Don’t Blog About You
The golden rule for thinking up blog post ideas is to remember that everyone is selfish. People want to read blog posts that entertain and add value to their lives. The brutal reality is that they don’t want to hear about your thoughts and everyday problems. Instead, they want to know what you know that will help them reach their goals.
This is the key.
No matter who you are, you will know stuff that will add value to your reader’s lives. Take the BubbleCow blog as an example. I am a writer with more than twenty books in print. I know lots about writing, editing and the process of getting published. I know stuff that will help you to get published. I have learned, through trial and error, the things that work, so that’s what I blog about. I don’t blog about my political views, or my kids, or provide reviews of books I have read or even postulate on the chances of Tranmere being promoted. These topics will not add value to you, the reader, and you are all I care about. This blog is for you — not me.
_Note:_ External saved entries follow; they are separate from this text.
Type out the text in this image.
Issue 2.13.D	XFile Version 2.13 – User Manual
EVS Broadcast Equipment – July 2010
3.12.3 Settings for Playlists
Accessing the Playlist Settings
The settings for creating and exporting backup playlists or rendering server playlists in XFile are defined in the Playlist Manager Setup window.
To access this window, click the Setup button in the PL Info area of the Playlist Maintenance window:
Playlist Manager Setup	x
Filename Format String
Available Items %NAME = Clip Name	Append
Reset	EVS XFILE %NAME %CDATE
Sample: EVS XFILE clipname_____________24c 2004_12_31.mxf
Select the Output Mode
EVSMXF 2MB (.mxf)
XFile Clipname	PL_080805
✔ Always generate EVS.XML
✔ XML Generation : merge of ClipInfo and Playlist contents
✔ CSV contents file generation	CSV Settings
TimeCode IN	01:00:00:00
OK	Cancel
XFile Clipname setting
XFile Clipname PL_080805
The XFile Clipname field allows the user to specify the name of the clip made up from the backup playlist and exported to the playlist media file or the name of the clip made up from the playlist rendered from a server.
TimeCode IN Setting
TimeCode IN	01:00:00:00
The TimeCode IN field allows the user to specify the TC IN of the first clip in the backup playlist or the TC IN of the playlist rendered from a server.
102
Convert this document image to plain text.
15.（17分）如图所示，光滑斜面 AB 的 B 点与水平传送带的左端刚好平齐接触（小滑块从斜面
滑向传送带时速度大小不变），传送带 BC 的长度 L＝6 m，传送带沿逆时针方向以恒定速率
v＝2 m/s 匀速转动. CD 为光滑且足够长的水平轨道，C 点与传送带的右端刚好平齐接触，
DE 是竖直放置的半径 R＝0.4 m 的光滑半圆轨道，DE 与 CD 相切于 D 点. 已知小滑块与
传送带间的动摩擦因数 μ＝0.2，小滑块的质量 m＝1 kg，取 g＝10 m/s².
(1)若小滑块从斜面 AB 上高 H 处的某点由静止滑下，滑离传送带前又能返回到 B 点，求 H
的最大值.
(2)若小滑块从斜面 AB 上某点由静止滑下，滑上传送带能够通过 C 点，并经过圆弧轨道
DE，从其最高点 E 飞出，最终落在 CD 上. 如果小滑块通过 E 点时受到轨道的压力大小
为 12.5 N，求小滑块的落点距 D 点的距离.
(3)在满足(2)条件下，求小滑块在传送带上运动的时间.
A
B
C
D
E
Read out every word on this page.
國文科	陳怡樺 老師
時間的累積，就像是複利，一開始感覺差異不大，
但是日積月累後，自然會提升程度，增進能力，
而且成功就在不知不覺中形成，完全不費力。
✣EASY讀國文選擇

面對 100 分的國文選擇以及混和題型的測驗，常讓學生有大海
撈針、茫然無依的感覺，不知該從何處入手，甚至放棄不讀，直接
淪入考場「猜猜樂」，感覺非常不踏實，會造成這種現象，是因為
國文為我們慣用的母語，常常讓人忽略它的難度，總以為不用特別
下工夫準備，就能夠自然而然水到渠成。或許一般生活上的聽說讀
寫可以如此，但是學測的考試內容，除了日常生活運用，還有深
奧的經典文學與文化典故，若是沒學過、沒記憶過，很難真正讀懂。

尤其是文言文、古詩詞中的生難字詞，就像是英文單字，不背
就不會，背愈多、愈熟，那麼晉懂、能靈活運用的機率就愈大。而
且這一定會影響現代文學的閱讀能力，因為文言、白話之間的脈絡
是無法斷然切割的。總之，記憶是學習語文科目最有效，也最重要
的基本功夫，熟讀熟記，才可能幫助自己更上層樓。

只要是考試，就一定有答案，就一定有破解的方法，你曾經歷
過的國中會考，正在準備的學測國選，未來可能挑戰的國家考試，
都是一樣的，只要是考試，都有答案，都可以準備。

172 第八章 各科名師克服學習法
This means that your first step is to find the topics to blog about. These topics need to meet two criteria.
- The first is that they need to be something about which you have a level of expertise and knowledge. You don’t need to be an expert, but you do need to know more than the average reader.
- The second is that these topics need to be of interest to potential readers of your book. For example, if you have written a book about birdwatching, don’t write blog posts about collecting stamps. It will be pretty clear for most non-fiction books the kinds of topics you should be addressing. For fiction books this can be a bit more difficult. Some genres have strong followings (I am thinking genres such as dark fantasy and science fiction), whilst others, such as thrillers, are just too fragmented. In these cases you need to blog about more general topics. It could be book reviews, or books in general, or reading, or even your process of writing. The key is to be creative and try to appeal to your ideal reader.
Have a Plan
Having decided what to blog about, the next step is to come up with a strategy and ask yourself, “When will I blog?” Blogging on a regular and predictable basis will build trust. To be honest, as we are coming to understand blogging in more detail, it appears that consistency is more important then frequency. For this reason I would suggest you develop a strategy that matches your lifestyle and workload. At BubbleCow we blog twice a week. On a Monday we have a guest blog post (click here if you are interested in writing for us) and on a Wednesday we post something written internally. We also write a newsletter, which comes out every Friday. This strategy fits our workload and is something we can do without it impacting on our editing schedule. If you feel you can blog every day, then great. However, if you feel once a month is more realistic, then that’s also great. Consistency is more important than frequency.
My suggestion is that before you start blogging you make a list of as many titles for blog posts as possible. You then put these in a list and give yourself a framework from which you can work. By deciding your blog titles in advance you will remove the pressure of thinking up a topic each week. I would also suggest you get into the habit of writing down the title for any new blog post as soon as it comes into your head. At BubbleCow we use the WordPress Editorial Calendar plugin so it’s clear to everyone what blog posts we have coming in the near future.
So to sum up, the first step is to find a topic that will add value to your reader’s lives, the second step is to come up with a blogging strategy that will work for you and the final step is to plan.